Once we returned to Beijing and said our goodbyes, I headed to the closest metro, jumped on the subway, and headed to the Beijing train station. I have lived in urban environments for the last 20 years, so while these cities are massive, I know how to comfortably figure out how to navigate any system, even when I don’t speak the language. Once I was at the station, I found my gate, waited for about an hour, and then headed to my train and seat. I had planned everything out pretty well for a short but fulfilling trip. For the next few hours, I could relax and just let the bullet train speed back to Shanghai and, with it, Beijing at my back.

“A ship in harbor is safe, but that’s not why ships were built.”

– John A. Shedd

The moment the train arrived in Shanghai, I was ready to get back to my hotel. It was about the time when the subway shuts down, and I would need to find the taxi pickup/drop-off area with a prepared statement to utter, so they knew where to bring me. I had plenty of cash, so the cost, even if high, was not a problem. I just needed to get back. So, I leaped off the train and made my way to the taxi line, which was about 100 people deep at this point, so I, of course, freaked out.
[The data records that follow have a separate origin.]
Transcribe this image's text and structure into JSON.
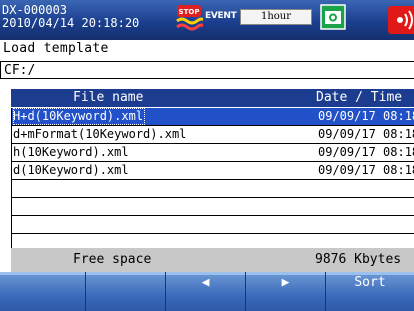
{
  "status": {
    "device_id": "DX-000003",
    "datetime": "2010/04/14 20:18:20",
    "event_label": "EVENT",
    "interval": "1hour"
  },
  "dialog": {
    "title": "Load template",
    "path": "CF:/"
  },
  "table": {
    "headers": {
      "name": "File name",
      "date": "Date / Time"
    },
    "rows": [
      {
        "name": "H+d(10Keyword).xml",
        "date": "09/09/17 08:18"
      },
      {
        "name": "d+mFormat(10Keyword).xml",
        "date": "09/09/17 08:18"
      },
      {
        "name": "h(10Keyword).xml",
        "date": "09/09/17 08:18"
      },
      {
        "name": "d(10Keyword).xml",
        "date": "09/09/17 08:18"
      }
    ],
    "selected_index": 0
  },
  "footer": {
    "free_label": "Free space",
    "free_value": "9876 Kbytes"
  },
  "softkeys": [
    {
      "label": ""
    },
    {
      "label": ""
    },
    {
      "label": "◀"
    },
    {
      "label": "▶"
    },
    {
      "label": "Sort"
    }
  ],
  "colors": {
    "header_bar": "#1c3d8f",
    "selection": "#2250c8",
    "softkey": "#3b6bbb"
  }
}
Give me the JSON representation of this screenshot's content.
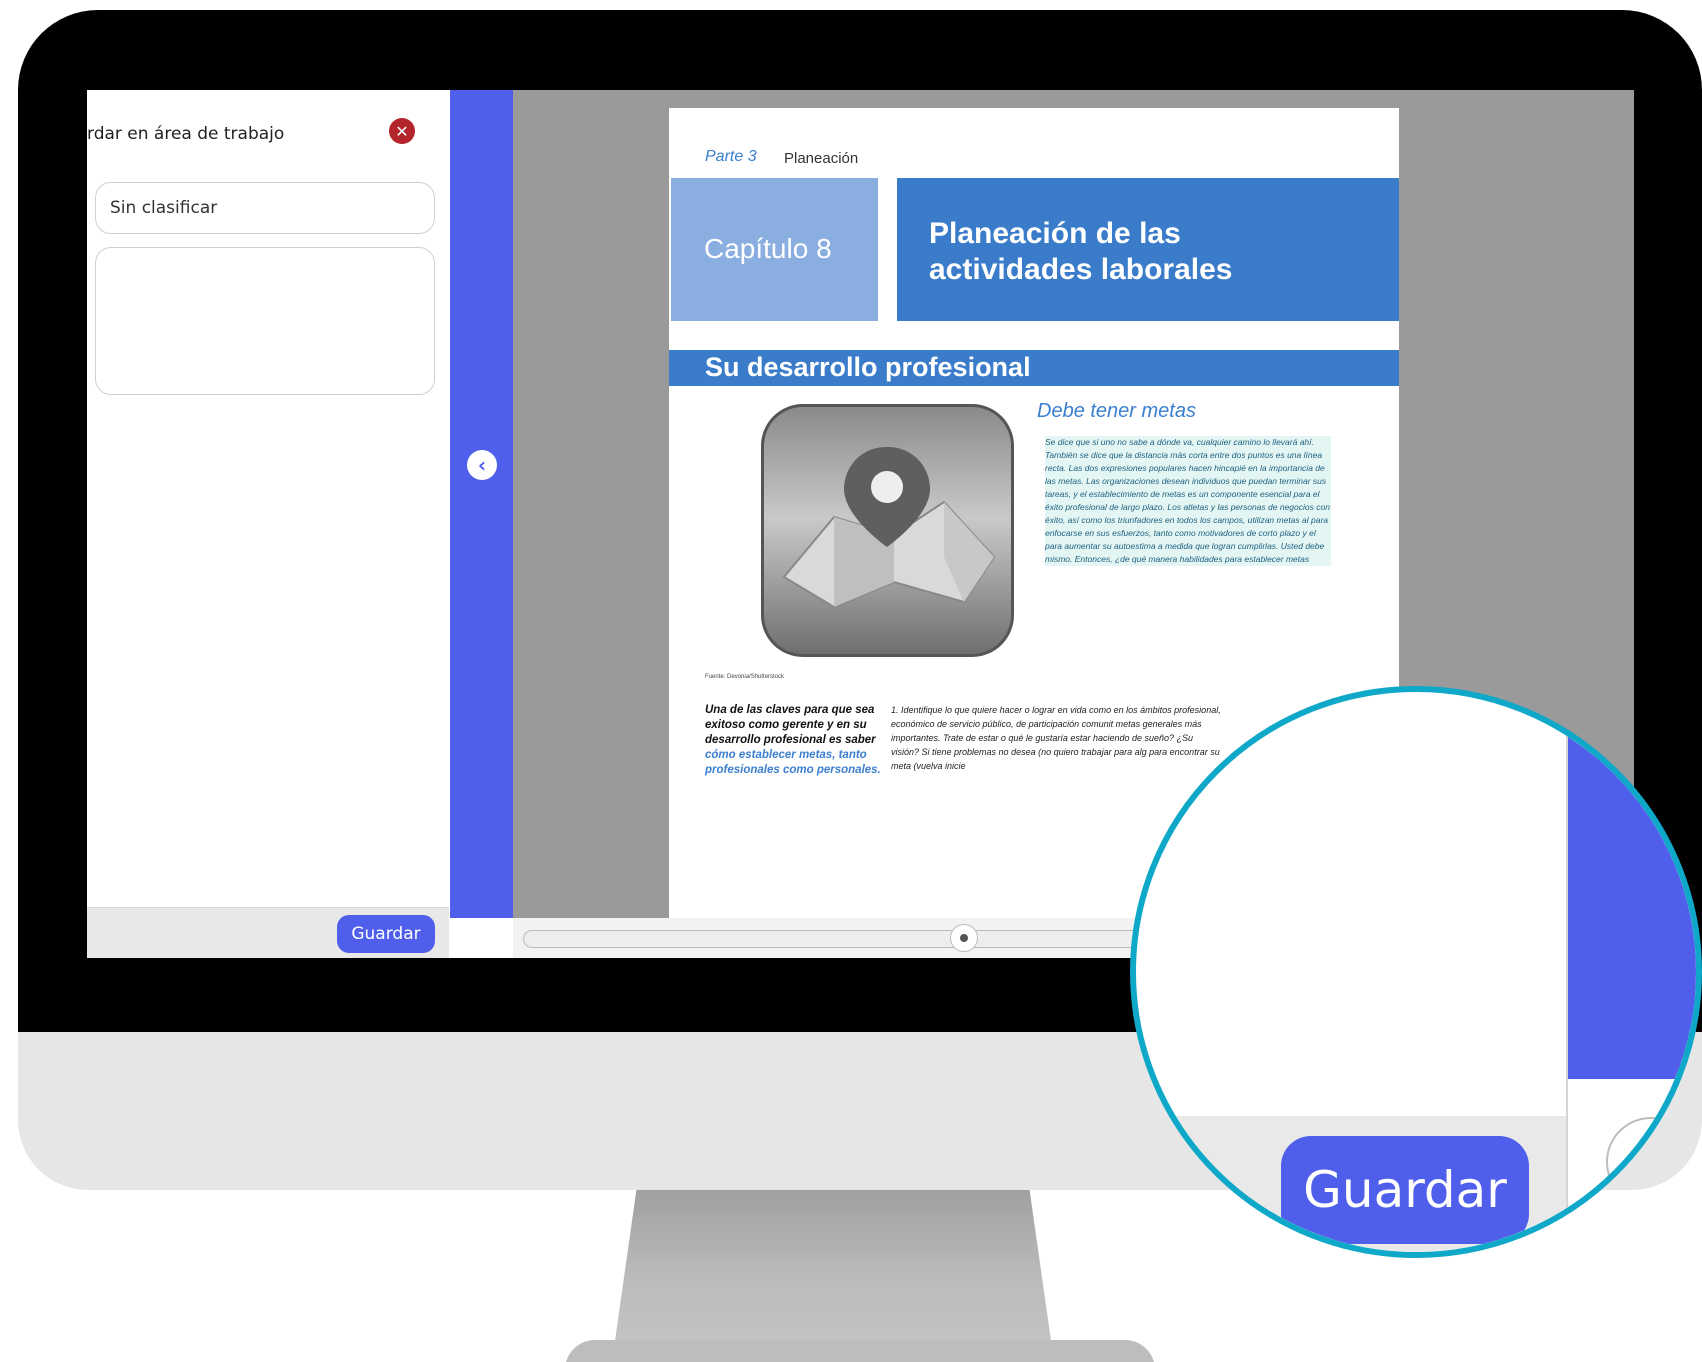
{
  "panel": {
    "title": "rdar en área de trabajo",
    "category_value": "Sin clasificar",
    "save_label": "Guardar"
  },
  "icons": {
    "close": "close-icon",
    "back": "chevron-left-icon",
    "map": "map-pin-icon"
  },
  "document": {
    "parte": "Parte 3",
    "parte_name": "Planeación",
    "chapter": "Capítulo 8",
    "chapter_title_line1": "Planeación de las",
    "chapter_title_line2": "actividades laborales",
    "section_title": "Su desarrollo profesional",
    "subheading": "Debe tener metas",
    "body": "Se dice que si uno no sabe a dónde va, cualquier camino lo llevará ahí. También se dice que la distancia más corta entre dos puntos es una línea recta. Las dos expresiones populares hacen hincapié en la importancia de las metas. Las organizaciones desean individuos que puedan terminar sus tareas, y el establecimiento de metas es un componente esencial para el éxito profesional de largo plazo. Los atletas y las personas de negocios con éxito, así como los triunfadores en todos los campos, utilizan metas al para enfocarse en sus esfuerzos, tanto como motivadores de corto plazo y el para aumentar su autoestima a medida que logran cumplirlas. Usted debe mismo. Entonces, ¿de qué manera habilidades para establecer metas",
    "credit": "Fuente: Devonia/Shutterstock",
    "lead_black": "Una de las claves para que sea exitoso como gerente y en su desarrollo profesional es saber",
    "lead_blue": "cómo establecer metas, tanto profesionales como personales.",
    "item": "1. Identifique lo que quiere hacer o lograr en vida como en los ámbitos profesional, económico de servicio público, de participación comunit metas generales más importantes. Trate de estar o qué le gustaría estar haciendo de sueño? ¿Su visión? Si tiene problemas no desea (no quiero trabajar para alg para encontrar su meta (vuelva inicie"
  },
  "zoom": {
    "save_label": "Guardar"
  },
  "colors": {
    "accent": "#4f5fec",
    "lens_ring": "#0fa8c9",
    "doc_blue": "#3a7cca",
    "doc_light_blue": "#8aaee0",
    "close_red": "#b3242b"
  }
}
All my perpetration, planning, and confidence seemed lost at that very moment. I walked around and thought; what to do? Then I noticed people still walking to the subway entrance, which took you below the station. So, I ran and ran fast. I went through security, scanned my metro card and it worked! I ran to the subway. Sure enough, almost as soon as I reached the correct platform, a train arrived, and it was the last one, headed in the correct direction, for the night. I got on, not caring if it actually brought me to my location, but with each stop, I got closer.
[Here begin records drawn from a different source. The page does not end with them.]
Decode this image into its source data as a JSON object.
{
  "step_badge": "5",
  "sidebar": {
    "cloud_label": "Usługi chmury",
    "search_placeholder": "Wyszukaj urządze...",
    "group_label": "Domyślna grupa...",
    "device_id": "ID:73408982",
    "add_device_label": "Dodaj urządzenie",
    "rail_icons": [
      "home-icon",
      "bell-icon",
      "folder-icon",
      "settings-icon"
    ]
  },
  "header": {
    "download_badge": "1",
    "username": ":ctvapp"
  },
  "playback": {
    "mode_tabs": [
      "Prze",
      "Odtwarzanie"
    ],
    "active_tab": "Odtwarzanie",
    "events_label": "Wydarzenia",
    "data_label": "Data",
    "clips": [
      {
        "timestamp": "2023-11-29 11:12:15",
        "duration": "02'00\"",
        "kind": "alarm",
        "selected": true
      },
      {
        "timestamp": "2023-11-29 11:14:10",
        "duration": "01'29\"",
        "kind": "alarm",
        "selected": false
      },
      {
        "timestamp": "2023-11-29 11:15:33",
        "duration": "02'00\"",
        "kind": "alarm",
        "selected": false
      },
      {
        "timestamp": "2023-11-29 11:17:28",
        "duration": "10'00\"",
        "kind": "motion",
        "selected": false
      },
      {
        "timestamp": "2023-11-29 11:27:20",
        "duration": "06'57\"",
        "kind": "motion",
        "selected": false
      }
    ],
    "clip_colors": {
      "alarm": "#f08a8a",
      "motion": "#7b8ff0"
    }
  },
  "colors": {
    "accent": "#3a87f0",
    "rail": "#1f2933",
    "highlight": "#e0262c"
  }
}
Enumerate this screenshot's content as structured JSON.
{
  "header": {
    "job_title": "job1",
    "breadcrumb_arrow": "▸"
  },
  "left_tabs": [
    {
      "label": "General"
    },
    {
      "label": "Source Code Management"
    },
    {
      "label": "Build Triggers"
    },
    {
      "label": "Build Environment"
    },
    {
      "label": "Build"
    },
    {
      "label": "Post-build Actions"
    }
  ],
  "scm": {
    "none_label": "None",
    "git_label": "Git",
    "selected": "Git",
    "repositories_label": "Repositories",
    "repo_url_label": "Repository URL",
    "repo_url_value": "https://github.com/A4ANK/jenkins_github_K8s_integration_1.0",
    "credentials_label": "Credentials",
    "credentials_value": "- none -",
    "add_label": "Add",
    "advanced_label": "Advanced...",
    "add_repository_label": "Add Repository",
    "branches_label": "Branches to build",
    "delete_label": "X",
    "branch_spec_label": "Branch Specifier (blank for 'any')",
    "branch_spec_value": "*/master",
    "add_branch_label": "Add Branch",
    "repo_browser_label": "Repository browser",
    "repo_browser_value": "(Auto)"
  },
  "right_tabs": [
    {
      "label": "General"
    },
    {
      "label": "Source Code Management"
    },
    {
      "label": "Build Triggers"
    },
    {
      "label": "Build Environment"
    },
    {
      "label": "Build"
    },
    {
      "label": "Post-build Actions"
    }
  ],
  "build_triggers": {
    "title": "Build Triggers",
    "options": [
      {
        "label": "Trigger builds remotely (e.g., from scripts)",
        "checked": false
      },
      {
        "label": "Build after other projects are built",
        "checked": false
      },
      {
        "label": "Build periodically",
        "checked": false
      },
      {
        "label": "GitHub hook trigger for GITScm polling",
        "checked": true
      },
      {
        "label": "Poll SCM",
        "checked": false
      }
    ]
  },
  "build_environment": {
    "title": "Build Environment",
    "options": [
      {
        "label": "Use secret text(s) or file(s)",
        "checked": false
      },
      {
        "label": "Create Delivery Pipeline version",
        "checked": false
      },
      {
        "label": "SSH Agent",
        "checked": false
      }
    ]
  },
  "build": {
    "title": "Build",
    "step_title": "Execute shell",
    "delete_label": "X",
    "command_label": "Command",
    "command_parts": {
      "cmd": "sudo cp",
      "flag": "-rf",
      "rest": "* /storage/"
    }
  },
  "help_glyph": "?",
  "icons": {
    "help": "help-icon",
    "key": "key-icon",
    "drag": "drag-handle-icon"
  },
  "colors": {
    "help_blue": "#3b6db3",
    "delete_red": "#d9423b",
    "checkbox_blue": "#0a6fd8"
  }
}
After several stops, it seemed the train was skipping individual stations, and as I feared, it blew by my metro stop, which made my heart beat faster. I was determined that no matter what, whichever platform the train stopped at next, I was getting off. I would try to get a taxi or walk, since I was within walking distance, even if longer than anticipated. The train stopped at the next stop and I got off. I opened my map app on my phone to see how far away I was. Roughly 2 miles, not bad, not good. I had already walked nearly 16 miles today; what was two more!?! I did try to hail a couple of taxis, but to no avail. I pointed myself in the direction of my hotel and walked. I had an entire day of emotionally uplifting moments to keep my legs healthy, and I was perfectly comfortable with the area. I had been in Shanghai for a few weeks and always felt safe. I walked myself back to the hotel and into a hot shower and comfortable bed. I had done it!
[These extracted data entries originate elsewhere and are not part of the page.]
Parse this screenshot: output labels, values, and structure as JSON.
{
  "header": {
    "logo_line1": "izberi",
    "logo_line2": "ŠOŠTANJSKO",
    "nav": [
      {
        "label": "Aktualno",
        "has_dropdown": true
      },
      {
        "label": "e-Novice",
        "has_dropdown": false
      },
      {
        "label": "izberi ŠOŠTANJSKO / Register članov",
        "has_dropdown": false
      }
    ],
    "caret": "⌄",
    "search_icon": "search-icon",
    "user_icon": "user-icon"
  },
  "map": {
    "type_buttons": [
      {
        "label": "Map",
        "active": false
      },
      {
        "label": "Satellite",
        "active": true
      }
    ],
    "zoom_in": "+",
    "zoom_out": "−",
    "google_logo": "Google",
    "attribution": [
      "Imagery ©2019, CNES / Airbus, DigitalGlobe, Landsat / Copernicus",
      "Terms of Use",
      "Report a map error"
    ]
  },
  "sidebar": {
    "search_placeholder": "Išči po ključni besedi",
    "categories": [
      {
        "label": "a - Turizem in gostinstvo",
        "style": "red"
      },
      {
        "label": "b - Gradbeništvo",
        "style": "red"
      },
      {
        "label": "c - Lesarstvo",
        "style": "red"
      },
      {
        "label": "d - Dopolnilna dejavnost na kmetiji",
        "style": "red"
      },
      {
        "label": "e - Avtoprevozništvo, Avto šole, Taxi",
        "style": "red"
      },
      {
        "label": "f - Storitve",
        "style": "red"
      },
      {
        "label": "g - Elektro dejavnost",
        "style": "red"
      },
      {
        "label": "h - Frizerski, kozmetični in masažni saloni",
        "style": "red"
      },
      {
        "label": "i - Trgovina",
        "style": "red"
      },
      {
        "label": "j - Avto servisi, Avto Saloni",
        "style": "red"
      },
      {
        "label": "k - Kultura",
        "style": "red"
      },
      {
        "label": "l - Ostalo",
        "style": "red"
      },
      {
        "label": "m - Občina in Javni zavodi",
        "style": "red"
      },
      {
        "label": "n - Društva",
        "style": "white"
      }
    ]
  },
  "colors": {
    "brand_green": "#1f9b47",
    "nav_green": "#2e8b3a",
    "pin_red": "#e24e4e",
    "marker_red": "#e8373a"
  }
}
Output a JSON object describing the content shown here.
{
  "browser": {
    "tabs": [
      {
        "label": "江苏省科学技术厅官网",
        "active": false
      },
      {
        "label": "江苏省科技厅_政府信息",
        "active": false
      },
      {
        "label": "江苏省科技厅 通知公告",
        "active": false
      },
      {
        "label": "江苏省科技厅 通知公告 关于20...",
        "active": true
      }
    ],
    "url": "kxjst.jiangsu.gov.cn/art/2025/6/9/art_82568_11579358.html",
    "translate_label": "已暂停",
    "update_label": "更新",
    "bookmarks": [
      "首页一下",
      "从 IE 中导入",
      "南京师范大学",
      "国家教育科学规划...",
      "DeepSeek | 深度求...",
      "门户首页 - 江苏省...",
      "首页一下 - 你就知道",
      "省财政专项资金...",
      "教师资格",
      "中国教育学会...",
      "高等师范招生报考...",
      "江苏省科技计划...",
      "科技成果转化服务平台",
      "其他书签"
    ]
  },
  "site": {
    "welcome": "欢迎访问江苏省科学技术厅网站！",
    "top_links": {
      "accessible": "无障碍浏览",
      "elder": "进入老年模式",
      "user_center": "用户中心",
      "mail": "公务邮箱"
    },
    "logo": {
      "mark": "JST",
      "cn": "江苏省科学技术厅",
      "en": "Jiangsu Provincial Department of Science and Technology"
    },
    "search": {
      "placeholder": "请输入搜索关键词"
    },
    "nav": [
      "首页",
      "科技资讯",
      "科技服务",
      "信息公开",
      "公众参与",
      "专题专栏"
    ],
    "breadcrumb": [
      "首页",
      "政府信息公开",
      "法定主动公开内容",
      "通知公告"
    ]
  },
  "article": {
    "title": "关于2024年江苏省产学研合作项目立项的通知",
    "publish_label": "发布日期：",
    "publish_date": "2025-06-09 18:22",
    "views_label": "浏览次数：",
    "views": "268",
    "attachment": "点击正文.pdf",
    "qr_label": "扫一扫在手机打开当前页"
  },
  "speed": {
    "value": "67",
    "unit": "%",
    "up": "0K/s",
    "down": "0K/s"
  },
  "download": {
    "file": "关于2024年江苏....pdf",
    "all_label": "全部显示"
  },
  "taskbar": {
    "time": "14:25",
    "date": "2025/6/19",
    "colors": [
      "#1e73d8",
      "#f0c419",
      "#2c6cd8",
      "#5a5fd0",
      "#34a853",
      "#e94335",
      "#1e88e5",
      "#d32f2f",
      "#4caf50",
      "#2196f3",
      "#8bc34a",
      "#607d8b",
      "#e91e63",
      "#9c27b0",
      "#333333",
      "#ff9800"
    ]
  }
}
“The journey, not the arrival matters.”

– T. S. Eliot

It has been a couple of years since my journey to the Great Wall of China. It is still a wonderful moment in my life. It is not often you are provided the opportunity to see, let alone walk along, one of the Seven Wonders of the World. I am ready to start traveling again, excited for the places I will see, and people I might meet. For now, I have my memories and this blog, which I am excited to continue contributing to once each week. Maybe those who click on my blog will find some interest in what I have to say, whether it’s my Pop! Culture musings or my historical and leisure travels or Half Marathons or even stories from my lived experiences. Hopefully, you will continue with me on this wicked incredible journey.

15 thoughts on “My Journey to Beijing & the Great Wall of China

  1. I find it increasingly easier and easier to travel solo and have lived abroad, avoiding group tours if I can figure it out by myself. But there have been situations where a guide or small group is helpful. The person on the street can often be quite willing to direct you, or even engage in an interesting conversation in the process. I’ve gotten on the wrong train and had to backtrack or walk many times, or even grab a taxi (a last resort) if I’m totally lost! Glad you made it to the wall, an amazing experience.